The board and new management of Air New Zealand could be worried by a United States Government review of the safety of Boeing's new 787 Dreamliner, says local aviation commentator Peter Clark.
On Friday, the Federal Aviation Administration (FAA) announced a comprehensive review of the 787's critical systems, including the design, manufacture and assembly, to find out what caused a fire, a fuel leak and other incidents last week.
Despite the incidents, US Transportation Secretary Ray LaHood declared on Friday: "I believe this plane is safe, and I would have absolutely no reservations about boarding one of these planes and taking a flight."
Clark, who has flown in a 787, also considered the aircraft fundamentally safe and believed the FAA was covering itself to make sure it had not missed anything during certification.
Air New Zealand has firm orders for 10 of the 787-9s, made largely of a carbon-fibre reinforced plastic, which promise 20 per cent fuel-efficiency gains and greater passenger comfort.
When Air New Zealand signed as a launch customer for the 787-9 in 2004, it expected to have them by late 2010. They are now not due until the middle of next year.
Yesterday, a spokeswoman for Air New Zealand said the airline had no comment about the review, but Clark said delays to the larger nine-series 787s had already affected Air New Zealand's planned route expansion and the airline's bottom line.

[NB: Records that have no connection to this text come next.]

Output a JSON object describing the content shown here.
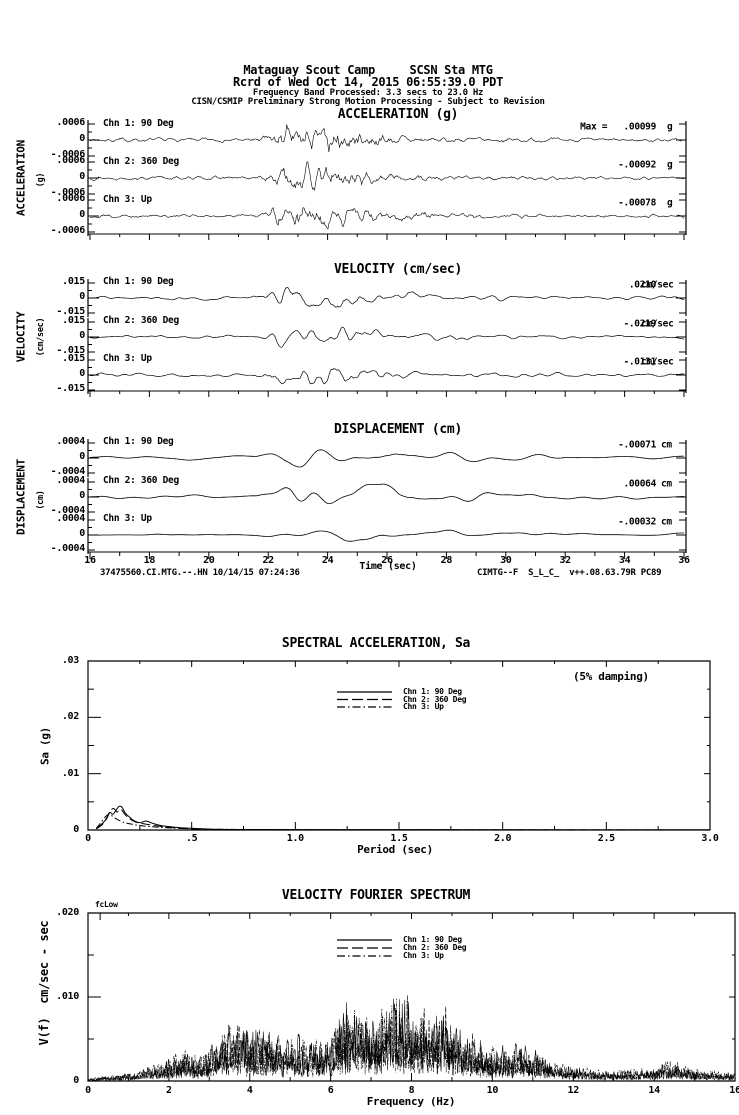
{
  "header": {
    "line1": "Mataguay Scout Camp     SCSN Sta MTG",
    "line2": "Rcrd of Wed Oct 14, 2015 06:55:39.0 PDT",
    "line3": "Frequency Band Processed: 3.3 secs to 23.0 Hz",
    "line4": "CISN/CSMIP Preliminary Strong Motion Processing - Subject to Revision"
  },
  "footer": {
    "left": "37475560.CI.MTG.--.HN 10/14/15 07:24:36",
    "right": "CIMTG--F  S_L_C_  v++.08.63.79R PC89"
  },
  "chart_data": [
    {
      "id": "waveform-triptych",
      "type": "line",
      "panels": [
        {
          "title": "ACCELERATION (g)",
          "side_label": "ACCELERATION",
          "side_unit": "(g)",
          "ylim": [
            -0.0006,
            0.0006
          ],
          "ytick_labels": [
            ".0006",
            "0",
            "-.0006"
          ],
          "channels": [
            {
              "label": "Chn 1: 90 Deg",
              "peak_text": "Max =   .00099",
              "unit": "g",
              "peak_value": 0.00099
            },
            {
              "label": "Chn 2: 360 Deg",
              "peak_text": "-.00092",
              "unit": "g",
              "peak_value": -0.00092
            },
            {
              "label": "Chn 3: Up",
              "peak_text": "-.00078",
              "unit": "g",
              "peak_value": -0.00078
            }
          ],
          "envelope": [
            [
              16,
              0.15
            ],
            [
              21.6,
              0.15
            ],
            [
              22.0,
              0.45
            ],
            [
              22.4,
              1.0
            ],
            [
              24.6,
              0.92
            ],
            [
              25.5,
              0.5
            ],
            [
              26.5,
              0.33
            ],
            [
              28,
              0.22
            ],
            [
              30,
              0.17
            ],
            [
              33,
              0.14
            ],
            [
              36,
              0.13
            ]
          ]
        },
        {
          "title": "VELOCITY (cm/sec)",
          "side_label": "VELOCITY",
          "side_unit": "(cm/sec)",
          "ylim": [
            -0.015,
            0.015
          ],
          "ytick_labels": [
            ".015",
            "0",
            "-.015"
          ],
          "channels": [
            {
              "label": "Chn 1: 90 Deg",
              "peak_text": ".0210",
              "unit": "cm/sec",
              "peak_value": 0.021
            },
            {
              "label": "Chn 2: 360 Deg",
              "peak_text": "-.0219",
              "unit": "cm/sec",
              "peak_value": -0.0219
            },
            {
              "label": "Chn 3: Up",
              "peak_text": "-.0131",
              "unit": "cm/sec",
              "peak_value": -0.0131
            }
          ],
          "envelope": [
            [
              16,
              0.13
            ],
            [
              21.4,
              0.13
            ],
            [
              22.0,
              0.5
            ],
            [
              22.6,
              1.0
            ],
            [
              24.8,
              0.88
            ],
            [
              26,
              0.45
            ],
            [
              27.5,
              0.3
            ],
            [
              29,
              0.2
            ],
            [
              31,
              0.15
            ],
            [
              36,
              0.11
            ]
          ]
        },
        {
          "title": "DISPLACEMENT (cm)",
          "side_label": "DISPLACEMENT",
          "side_unit": "(cm)",
          "ylim": [
            -0.0004,
            0.0004
          ],
          "ytick_labels": [
            ".0004",
            "0",
            "-.0004"
          ],
          "channels": [
            {
              "label": "Chn 1: 90 Deg",
              "peak_text": "-.00071",
              "unit": "cm",
              "peak_value": -0.00071
            },
            {
              "label": "Chn 2: 360 Deg",
              "peak_text": ".00064",
              "unit": "cm",
              "peak_value": 0.00064
            },
            {
              "label": "Chn 3: Up",
              "peak_text": "-.00032",
              "unit": "cm",
              "peak_value": -0.00032
            }
          ],
          "envelope": [
            [
              16,
              0.12
            ],
            [
              21.6,
              0.13
            ],
            [
              22.3,
              0.6
            ],
            [
              23.0,
              1.0
            ],
            [
              25.2,
              0.92
            ],
            [
              26.5,
              0.6
            ],
            [
              28,
              0.45
            ],
            [
              29.5,
              0.3
            ],
            [
              31.5,
              0.2
            ],
            [
              34,
              0.15
            ],
            [
              36,
              0.12
            ]
          ]
        }
      ],
      "time_axis": {
        "label": "Time (sec)",
        "xlim": [
          16,
          36
        ],
        "ticks": [
          16,
          18,
          20,
          22,
          24,
          26,
          28,
          30,
          32,
          34,
          36
        ]
      }
    },
    {
      "id": "spectral-acceleration",
      "type": "line",
      "title": "SPECTRAL ACCELERATION, Sa",
      "annotation": "(5% damping)",
      "xlabel": "Period (sec)",
      "ylabel": "Sa (g)",
      "xlim": [
        0,
        3.0
      ],
      "ylim": [
        0,
        0.03
      ],
      "xtick_labels": [
        "0",
        ".5",
        "1.0",
        "1.5",
        "2.0",
        "2.5",
        "3.0"
      ],
      "ytick_labels": [
        "0",
        ".01",
        ".02",
        ".03"
      ],
      "legend": [
        "Chn 1: 90 Deg",
        "Chn 2: 360 Deg",
        "Chn 3: Up"
      ],
      "series": [
        {
          "name": "Chn 1: 90 Deg",
          "style": "solid",
          "points": [
            [
              0.04,
              0.0002
            ],
            [
              0.07,
              0.0012
            ],
            [
              0.09,
              0.002
            ],
            [
              0.105,
              0.0031
            ],
            [
              0.12,
              0.0028
            ],
            [
              0.135,
              0.0035
            ],
            [
              0.15,
              0.0042
            ],
            [
              0.165,
              0.004
            ],
            [
              0.18,
              0.003
            ],
            [
              0.2,
              0.0023
            ],
            [
              0.22,
              0.0017
            ],
            [
              0.25,
              0.0013
            ],
            [
              0.28,
              0.0016
            ],
            [
              0.31,
              0.0012
            ],
            [
              0.35,
              0.0008
            ],
            [
              0.42,
              0.0005
            ],
            [
              0.5,
              0.0003
            ],
            [
              0.6,
              0.00015
            ],
            [
              0.8,
              8e-05
            ],
            [
              1.2,
              5e-05
            ],
            [
              2.0,
              3e-05
            ],
            [
              3.0,
              2e-05
            ]
          ]
        },
        {
          "name": "Chn 2: 360 Deg",
          "style": "dash",
          "points": [
            [
              0.04,
              0.0002
            ],
            [
              0.07,
              0.001
            ],
            [
              0.09,
              0.0022
            ],
            [
              0.11,
              0.0035
            ],
            [
              0.125,
              0.0038
            ],
            [
              0.14,
              0.0032
            ],
            [
              0.16,
              0.0036
            ],
            [
              0.18,
              0.0027
            ],
            [
              0.2,
              0.002
            ],
            [
              0.23,
              0.0014
            ],
            [
              0.27,
              0.0011
            ],
            [
              0.3,
              0.0009
            ],
            [
              0.36,
              0.0006
            ],
            [
              0.45,
              0.0003
            ],
            [
              0.6,
              0.00012
            ],
            [
              0.9,
              6e-05
            ],
            [
              1.5,
              4e-05
            ],
            [
              3.0,
              2e-05
            ]
          ]
        },
        {
          "name": "Chn 3: Up",
          "style": "dashdot",
          "points": [
            [
              0.04,
              0.0003
            ],
            [
              0.06,
              0.0012
            ],
            [
              0.08,
              0.0022
            ],
            [
              0.1,
              0.0028
            ],
            [
              0.12,
              0.0024
            ],
            [
              0.14,
              0.0019
            ],
            [
              0.17,
              0.0014
            ],
            [
              0.2,
              0.0011
            ],
            [
              0.25,
              0.0008
            ],
            [
              0.3,
              0.0006
            ],
            [
              0.38,
              0.0004
            ],
            [
              0.5,
              0.0002
            ],
            [
              0.7,
              0.0001
            ],
            [
              1.0,
              5e-05
            ],
            [
              3.0,
              2e-05
            ]
          ]
        }
      ]
    },
    {
      "id": "velocity-fourier-spectrum",
      "type": "line",
      "title": "VELOCITY FOURIER SPECTRUM",
      "corner_label": "fcLow",
      "xlabel": "Frequency (Hz)",
      "ylabel": "V(f)  cm/sec - sec",
      "xlim": [
        0,
        16
      ],
      "ylim": [
        0,
        0.02
      ],
      "xtick_labels": [
        "0",
        "2",
        "4",
        "6",
        "8",
        "10",
        "12",
        "14",
        "16"
      ],
      "ytick_labels": [
        "0",
        ".010",
        ".020"
      ],
      "legend": [
        "Chn 1: 90 Deg",
        "Chn 2: 360 Deg",
        "Chn 3: Up"
      ],
      "envelope": [
        [
          0,
          0.0003
        ],
        [
          0.4,
          0.0005
        ],
        [
          0.8,
          0.0008
        ],
        [
          1.2,
          0.0011
        ],
        [
          1.6,
          0.0016
        ],
        [
          2.0,
          0.0026
        ],
        [
          2.4,
          0.0036
        ],
        [
          2.8,
          0.003
        ],
        [
          3.2,
          0.0048
        ],
        [
          3.6,
          0.0064
        ],
        [
          4.0,
          0.0058
        ],
        [
          4.4,
          0.0068
        ],
        [
          4.8,
          0.0046
        ],
        [
          5.2,
          0.0054
        ],
        [
          5.6,
          0.0046
        ],
        [
          6.0,
          0.005
        ],
        [
          6.4,
          0.0102
        ],
        [
          6.8,
          0.0082
        ],
        [
          7.2,
          0.0078
        ],
        [
          7.6,
          0.0112
        ],
        [
          8.0,
          0.0084
        ],
        [
          8.4,
          0.008
        ],
        [
          8.8,
          0.0086
        ],
        [
          9.2,
          0.006
        ],
        [
          9.6,
          0.0048
        ],
        [
          10.0,
          0.004
        ],
        [
          10.4,
          0.0038
        ],
        [
          10.8,
          0.0044
        ],
        [
          11.2,
          0.003
        ],
        [
          11.6,
          0.002
        ],
        [
          12.0,
          0.0016
        ],
        [
          12.5,
          0.0013
        ],
        [
          13.0,
          0.0012
        ],
        [
          13.5,
          0.0013
        ],
        [
          14.0,
          0.0015
        ],
        [
          14.5,
          0.0024
        ],
        [
          15.0,
          0.0013
        ],
        [
          15.5,
          0.0011
        ],
        [
          16.0,
          0.001
        ]
      ],
      "series": [
        {
          "name": "Chn 1: 90 Deg",
          "style": "solid",
          "seed": 101
        },
        {
          "name": "Chn 2: 360 Deg",
          "style": "dash",
          "seed": 202
        },
        {
          "name": "Chn 3: Up",
          "style": "dashdot",
          "seed": 303
        }
      ]
    }
  ]
}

The board and new management "could be extremely worried for their airline by the dash nine possibly being delayed further," he said.
"Times are tough and Air New Zealand needs to move ahead with its new management and I think this aircraft has the potential of delaying that unless it changes its strategy and looks at possibly a new aircraft."
Another local aviation commentator, David Stone, said the review was into the Boeing 787-8 and he did not know what the implication was for the larger nine-series planes, which are still to be built. Stone also said Air New Zealand could be worried the review would cause further delays.
The 787 is the aircraft maker's newest and most technologically advanced airliner, and the company is counting heavily on its success. It relies more than any other modern airliner on electrical signals to help power nearly everything the plane does. It's also the first Boeing plane to use rechargeable lithium ion batteries, which charge faster and can be moulded to space-saving shapes. A fire ignited last Monday in the battery pack of an auxiliary power unit of a Japan Airlines 787 empty of passengers as the plane sat on the tarmac at Boston's Logan International Airport. Also last week, a fuel leak delayed a flight from Boston to Tokyo of another Japan Airlines 787.
On Friday, Japan's All Nippon Airways reported two new cases of problems with the aircraft. A very small amount of oil was discovered leaking from an engine of a 787 flight from Japan's Miyazaki airport to Tokyo. On another flight, to Matsuyama glass in a cockpit window cracked.
Boeing has insisted the 787's problems are no worse than it experienced when its 777 was new in the mid-1990s. That plane is now one of its top-sellers.